Il tributo del figlio Felipe per Oscar Schmidt
Ecco le parole del figlio Felipe Schmidt sui social: “Come figlio, ho solo da dire: papà, mi mancherai. Onorerò tutto ciò che mi hai insegnato su come essere un uomo e cercherò di essere almeno il 10% dell’essere umano che sei stato.

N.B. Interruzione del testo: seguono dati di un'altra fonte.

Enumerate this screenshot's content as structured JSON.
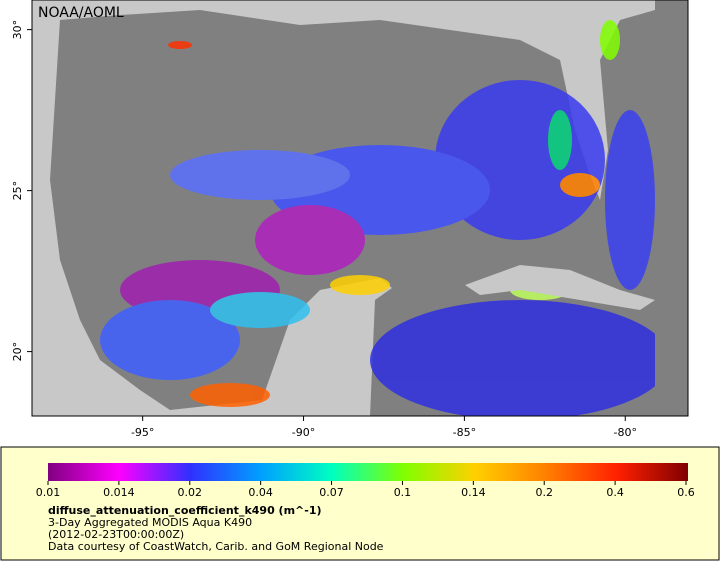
{
  "map": {
    "credit": "NOAA/AOML",
    "xlim": [
      -98.44,
      -78.05
    ],
    "ylim": [
      18.0,
      30.92
    ],
    "xticks": [
      {
        "value": -95,
        "label": "-95°"
      },
      {
        "value": -90,
        "label": "-90°"
      },
      {
        "value": -85,
        "label": "-85°"
      },
      {
        "value": -80,
        "label": "-80°"
      }
    ],
    "yticks": [
      {
        "value": 20,
        "label": "20°"
      },
      {
        "value": 25,
        "label": "25°"
      },
      {
        "value": 30,
        "label": "30°"
      }
    ]
  },
  "legend": {
    "ticks": [
      "0.01",
      "0.014",
      "0.02",
      "0.04",
      "0.07",
      "0.1",
      "0.14",
      "0.2",
      "0.4",
      "0.6"
    ],
    "variable": "diffuse_attenuation_coefficient_k490 (m^-1)",
    "lines": [
      "3-Day Aggregated MODIS Aqua K490",
      "(2012-02-23T00:00:00Z)",
      "Data courtesy of CoastWatch, Carib. and GoM Regional Node"
    ]
  }
}
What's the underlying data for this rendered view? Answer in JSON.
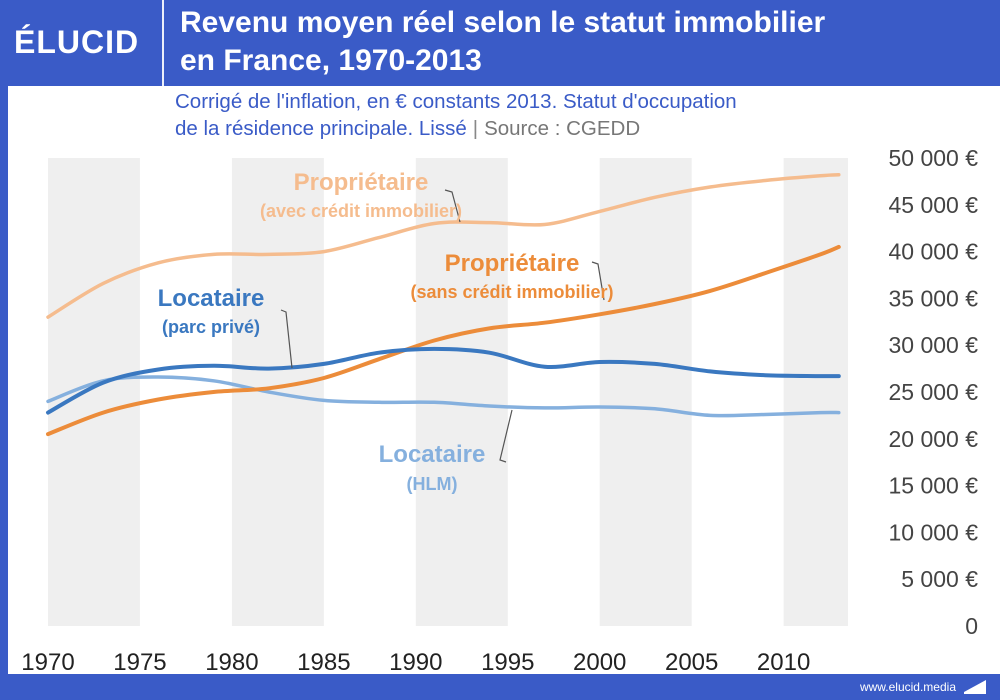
{
  "brand": {
    "logo": "ÉLUCID",
    "url": "www.elucid.media"
  },
  "header": {
    "title_line1": "Revenu moyen réel selon le statut immobilier",
    "title_line2": "en France, 1970-2013"
  },
  "subtitle": {
    "line1": "Corrigé de l'inflation, en € constants 2013. Statut d'occupation",
    "line2": "de la résidence principale. Lissé",
    "separator": "|",
    "source": "Source : CGEDD"
  },
  "colors": {
    "proprio_credit": "#f5bc8e",
    "proprio_sans_credit": "#ec8c3a",
    "locataire_prive": "#3a78c0",
    "locataire_hlm": "#85b0de",
    "band": "#efefef",
    "accent": "#3a5bc7"
  },
  "chart_data": {
    "type": "line",
    "title": "Revenu moyen réel selon le statut immobilier en France, 1970-2013",
    "xlim": [
      1970,
      2013.5
    ],
    "ylim": [
      0,
      50000
    ],
    "x": [
      1970,
      1973,
      1976,
      1979,
      1982,
      1985,
      1988,
      1991,
      1994,
      1997,
      2000,
      2003,
      2006,
      2009,
      2012,
      2013
    ],
    "x_ticks": [
      {
        "value": 1970,
        "label": "1970"
      },
      {
        "value": 1975,
        "label": "1975"
      },
      {
        "value": 1980,
        "label": "1980"
      },
      {
        "value": 1985,
        "label": "1985"
      },
      {
        "value": 1990,
        "label": "1990"
      },
      {
        "value": 1995,
        "label": "1995"
      },
      {
        "value": 2000,
        "label": "2000"
      },
      {
        "value": 2005,
        "label": "2005"
      },
      {
        "value": 2010,
        "label": "2010"
      }
    ],
    "y_ticks": [
      {
        "value": 0,
        "label": "0"
      },
      {
        "value": 5000,
        "label": "5 000 €"
      },
      {
        "value": 10000,
        "label": "10 000 €"
      },
      {
        "value": 15000,
        "label": "15 000 €"
      },
      {
        "value": 20000,
        "label": "20 000 €"
      },
      {
        "value": 25000,
        "label": "25 000 €"
      },
      {
        "value": 30000,
        "label": "30 000 €"
      },
      {
        "value": 35000,
        "label": "35 000 €"
      },
      {
        "value": 40000,
        "label": "40 000 €"
      },
      {
        "value": 45000,
        "label": "45 000 €"
      },
      {
        "value": 50000,
        "label": "50 000 €"
      }
    ],
    "series": [
      {
        "key": "proprio_credit",
        "name": "Propriétaire",
        "sub": "(avec crédit immobilier)",
        "values": [
          33000,
          36600,
          38800,
          39700,
          39700,
          40000,
          41500,
          43000,
          43100,
          42900,
          44300,
          45800,
          46900,
          47600,
          48100,
          48200
        ]
      },
      {
        "key": "proprio_sans_credit",
        "name": "Propriétaire",
        "sub": "(sans crédit immobilier)",
        "values": [
          20500,
          22800,
          24200,
          25000,
          25400,
          26500,
          28500,
          30500,
          31800,
          32400,
          33300,
          34400,
          35800,
          37700,
          39700,
          40500
        ]
      },
      {
        "key": "locataire_prive",
        "name": "Locataire",
        "sub": "(parc privé)",
        "values": [
          22800,
          26000,
          27400,
          27800,
          27500,
          28000,
          29200,
          29600,
          29200,
          27700,
          28200,
          28000,
          27200,
          26800,
          26700,
          26700
        ]
      },
      {
        "key": "locataire_hlm",
        "name": "Locataire",
        "sub": "(HLM)",
        "values": [
          24000,
          26200,
          26600,
          26200,
          25000,
          24100,
          23900,
          23900,
          23500,
          23300,
          23400,
          23200,
          22500,
          22600,
          22800,
          22800
        ]
      }
    ]
  }
}
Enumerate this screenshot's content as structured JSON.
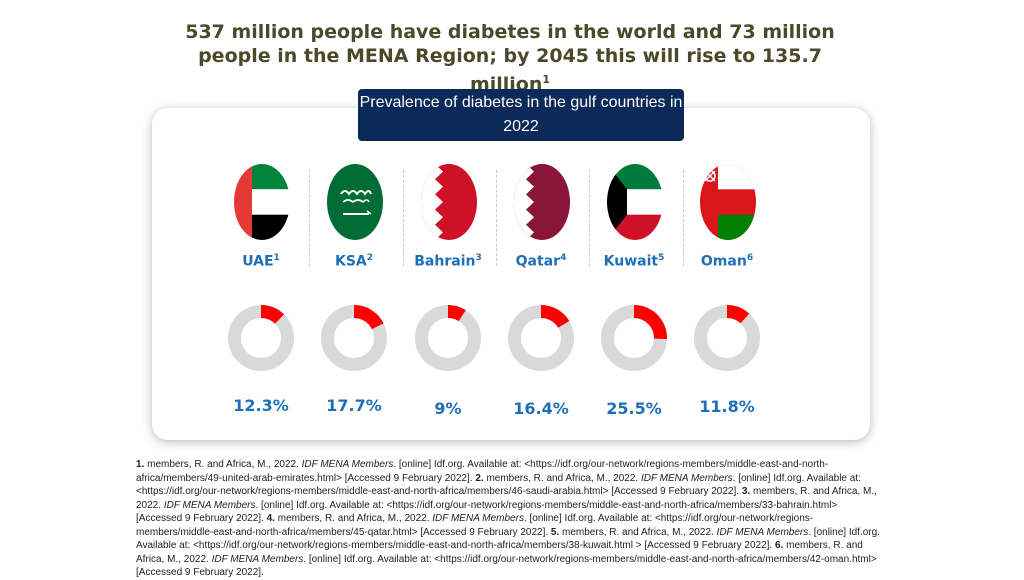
{
  "headline": {
    "text": "537 million people have diabetes in the world and 73 million people in the MENA Region; by 2045 this will rise to 135.7 million",
    "sup": "1"
  },
  "subtitle": "Prevalence of diabetes in the gulf countries in 2022",
  "countries": [
    {
      "name": "UAE",
      "sup": "1",
      "value": "12.3%",
      "fraction": 0.123,
      "flag_icon": "uae-flag-icon"
    },
    {
      "name": "KSA",
      "sup": "2",
      "value": "17.7%",
      "fraction": 0.177,
      "flag_icon": "saudi-flag-icon"
    },
    {
      "name": "Bahrain",
      "sup": "3",
      "value": "9%",
      "fraction": 0.09,
      "flag_icon": "bahrain-flag-icon"
    },
    {
      "name": "Qatar",
      "sup": "4",
      "value": "16.4%",
      "fraction": 0.164,
      "flag_icon": "qatar-flag-icon"
    },
    {
      "name": "Kuwait",
      "sup": "5",
      "value": "25.5%",
      "fraction": 0.255,
      "flag_icon": "kuwait-flag-icon"
    },
    {
      "name": "Oman",
      "sup": "6",
      "value": "11.8%",
      "fraction": 0.118,
      "flag_icon": "oman-flag-icon"
    }
  ],
  "colors": {
    "donut_fill": "#ff0000",
    "donut_track": "#d9d9d9",
    "accent": "#1e6fb5",
    "subtitle_bg": "#0b2a5a"
  },
  "references": [
    {
      "num": "1.",
      "pre": " members, R. and Africa, M., 2022. ",
      "italic": "IDF MENA Members",
      "post": ". [online] Idf.org. Available at: <https://idf.org/our-network/regions-members/middle-east-and-north-africa/members/49-united-arab-emirates.html> [Accessed 9 February 2022]. "
    },
    {
      "num": "2.",
      "pre": " members, R. and Africa, M., 2022. ",
      "italic": "IDF MENA Members",
      "post": ". [online] Idf.org. Available at: <https://idf.org/our-network/regions-members/middle-east-and-north-africa/members/46-saudi-arabia.html> [Accessed 9 February 2022]. "
    },
    {
      "num": "3.",
      "pre": " members, R. and Africa, M., 2022. ",
      "italic": "IDF MENA Members",
      "post": ". [online] Idf.org. Available at: <https://idf.org/our-network/regions-members/middle-east-and-north-africa/members/33-bahrain.html> [Accessed 9 February 2022]. "
    },
    {
      "num": "4.",
      "pre": " members, R. and Africa, M., 2022. ",
      "italic": "IDF MENA Members",
      "post": ". [online] Idf.org. Available at: <https://idf.org/our-network/regions-members/middle-east-and-north-africa/members/45-qatar.html> [Accessed 9 February 2022]. "
    },
    {
      "num": "5.",
      "pre": " members, R. and Africa, M., 2022. ",
      "italic": "IDF MENA Members",
      "post": ". [online] Idf.org. Available at: <https://idf.org/our-network/regions-members/middle-east-and-north-africa/members/38-kuwait.html > [Accessed 9 February 2022]. "
    },
    {
      "num": "6.",
      "pre": " members, R. and Africa, M., 2022. ",
      "italic": "IDF MENA Members",
      "post": ". [online] Idf.org. Available at: <https://idf.org/our-network/regions-members/middle-east-and-north-africa/members/42-oman.html> [Accessed 9 February 2022]."
    }
  ]
}
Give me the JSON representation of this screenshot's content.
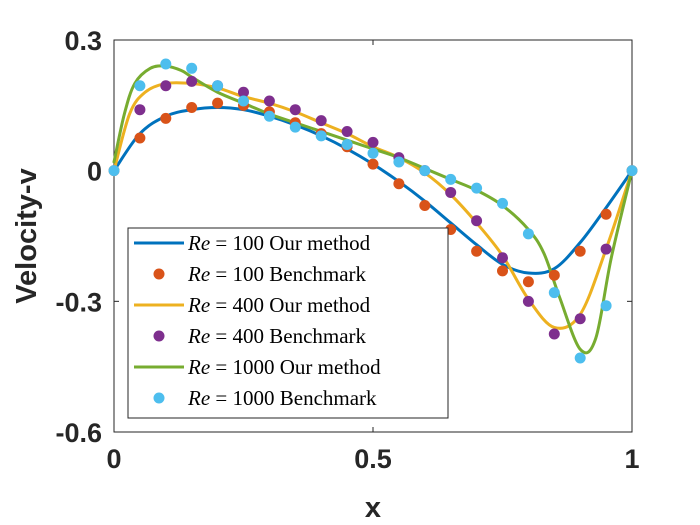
{
  "chart_data": {
    "type": "line",
    "title": "",
    "xlabel": "x",
    "ylabel": "Velocity-v",
    "xlim": [
      0,
      1
    ],
    "ylim": [
      -0.6,
      0.3
    ],
    "xticks": [
      0,
      0.5,
      1
    ],
    "xtick_labels": [
      "0",
      "0.5",
      "1"
    ],
    "yticks": [
      0.3,
      0,
      -0.3,
      -0.6
    ],
    "ytick_labels": [
      "0.3",
      "0",
      "-0.3",
      "-0.6"
    ],
    "grid": false,
    "legend_position": "bottom-left",
    "series": [
      {
        "name": "Re = 100 Our method",
        "legend": {
          "re": "Re",
          "eq": " = 100 ",
          "rest": "Our method"
        },
        "kind": "line",
        "color": "#0072BD",
        "x": [
          0,
          0.05,
          0.1,
          0.15,
          0.2,
          0.25,
          0.3,
          0.35,
          0.4,
          0.45,
          0.5,
          0.55,
          0.6,
          0.65,
          0.7,
          0.75,
          0.8,
          0.85,
          0.9,
          0.95,
          1
        ],
        "y": [
          0,
          0.085,
          0.125,
          0.14,
          0.145,
          0.14,
          0.125,
          0.105,
          0.08,
          0.05,
          0.015,
          -0.025,
          -0.07,
          -0.12,
          -0.17,
          -0.215,
          -0.235,
          -0.225,
          -0.165,
          -0.085,
          0
        ]
      },
      {
        "name": "Re = 100 Benchmark",
        "legend": {
          "re": "Re",
          "eq": " = 100 ",
          "rest": "Benchmark"
        },
        "kind": "scatter",
        "color": "#D95319",
        "x": [
          0,
          0.05,
          0.1,
          0.15,
          0.2,
          0.25,
          0.3,
          0.35,
          0.4,
          0.45,
          0.5,
          0.55,
          0.6,
          0.65,
          0.7,
          0.75,
          0.8,
          0.85,
          0.9,
          0.95,
          1
        ],
        "y": [
          0,
          0.075,
          0.12,
          0.145,
          0.155,
          0.15,
          0.135,
          0.11,
          0.085,
          0.055,
          0.015,
          -0.03,
          -0.08,
          -0.135,
          -0.185,
          -0.23,
          -0.255,
          -0.24,
          -0.185,
          -0.1,
          0
        ]
      },
      {
        "name": "Re = 400 Our method",
        "legend": {
          "re": "Re",
          "eq": " = 400 ",
          "rest": "Our method"
        },
        "kind": "line",
        "color": "#EDB120",
        "x": [
          0,
          0.03,
          0.06,
          0.1,
          0.15,
          0.2,
          0.25,
          0.3,
          0.35,
          0.4,
          0.45,
          0.5,
          0.55,
          0.6,
          0.65,
          0.7,
          0.75,
          0.8,
          0.85,
          0.9,
          0.95,
          1
        ],
        "y": [
          0,
          0.13,
          0.18,
          0.2,
          0.2,
          0.19,
          0.17,
          0.155,
          0.135,
          0.11,
          0.085,
          0.055,
          0.03,
          -0.005,
          -0.055,
          -0.12,
          -0.195,
          -0.295,
          -0.36,
          -0.33,
          -0.18,
          0
        ]
      },
      {
        "name": "Re = 400 Benchmark",
        "legend": {
          "re": "Re",
          "eq": " = 400 ",
          "rest": "Benchmark"
        },
        "kind": "scatter",
        "color": "#7E2F8E",
        "x": [
          0.05,
          0.1,
          0.15,
          0.2,
          0.25,
          0.3,
          0.35,
          0.4,
          0.45,
          0.5,
          0.55,
          0.6,
          0.65,
          0.7,
          0.75,
          0.8,
          0.85,
          0.9,
          0.95
        ],
        "y": [
          0.14,
          0.195,
          0.205,
          0.195,
          0.18,
          0.16,
          0.14,
          0.115,
          0.09,
          0.065,
          0.03,
          0,
          -0.05,
          -0.115,
          -0.2,
          -0.3,
          -0.375,
          -0.34,
          -0.18
        ]
      },
      {
        "name": "Re = 1000 Our method",
        "legend": {
          "re": "Re",
          "eq": " = 1000 ",
          "rest": "Our method"
        },
        "kind": "line",
        "color": "#77AC30",
        "x": [
          0,
          0.02,
          0.04,
          0.07,
          0.1,
          0.13,
          0.15,
          0.2,
          0.25,
          0.3,
          0.35,
          0.4,
          0.45,
          0.5,
          0.55,
          0.6,
          0.65,
          0.7,
          0.75,
          0.8,
          0.83,
          0.86,
          0.9,
          0.93,
          0.96,
          1
        ],
        "y": [
          0.02,
          0.13,
          0.2,
          0.235,
          0.24,
          0.23,
          0.215,
          0.18,
          0.155,
          0.13,
          0.11,
          0.09,
          0.07,
          0.05,
          0.03,
          0.005,
          -0.02,
          -0.045,
          -0.08,
          -0.135,
          -0.19,
          -0.29,
          -0.41,
          -0.385,
          -0.2,
          0
        ]
      },
      {
        "name": "Re = 1000 Benchmark",
        "legend": {
          "re": "Re",
          "eq": " = 1000 ",
          "rest": "Benchmark"
        },
        "kind": "scatter",
        "color": "#4DBEEE",
        "x": [
          0,
          0.05,
          0.1,
          0.15,
          0.2,
          0.25,
          0.3,
          0.35,
          0.4,
          0.45,
          0.5,
          0.55,
          0.6,
          0.65,
          0.7,
          0.75,
          0.8,
          0.85,
          0.9,
          0.95,
          1
        ],
        "y": [
          0,
          0.195,
          0.245,
          0.235,
          0.195,
          0.16,
          0.125,
          0.1,
          0.08,
          0.06,
          0.04,
          0.02,
          0,
          -0.02,
          -0.04,
          -0.075,
          -0.145,
          -0.28,
          -0.43,
          -0.31,
          0
        ]
      }
    ]
  }
}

Sei stato un esempio di vita per me e non ti dimenticherò mai, mai“.
Oscar grande protagonista anche in Italia con Caserta
Soprannominato “La Mano Santa“, la sua carriera con la Nazionale brasiliana è stata clamorosa: ha partecipato a cinque Olimpiadi consecutive, stabilendo un primato nazionale oltre a diventare l’unico giocatore nella storia dei Giochi a superare i 1.000 punti complessivi. Con il Brasile ha conquistato tre campionati sudamericani, un Panamericano e il bronzo ai Mondiali del 1978.
Oscar è stato inserito sia nella Hall of Fame FIBA sia nella Hall of Fame NBA, un traguardo senza precedenti per un atleta che non ha mai giocato nella lega statunitense; in Italia, Schmidt è diventato una leggenda assoluta con la maglia della Juve Caserta, che ha ritirato la sua iconica maglia numero 18, conferendogli nel 2016 la cittadinanza onoraria. Durante la permanenza nel campionato italiano, Oscar ha raggiunto il primo posto nella classifica dei marcatori all-time, venendo superato solo in seguito da Antonello Riva, che però disputò quasi il doppio delle sue partite.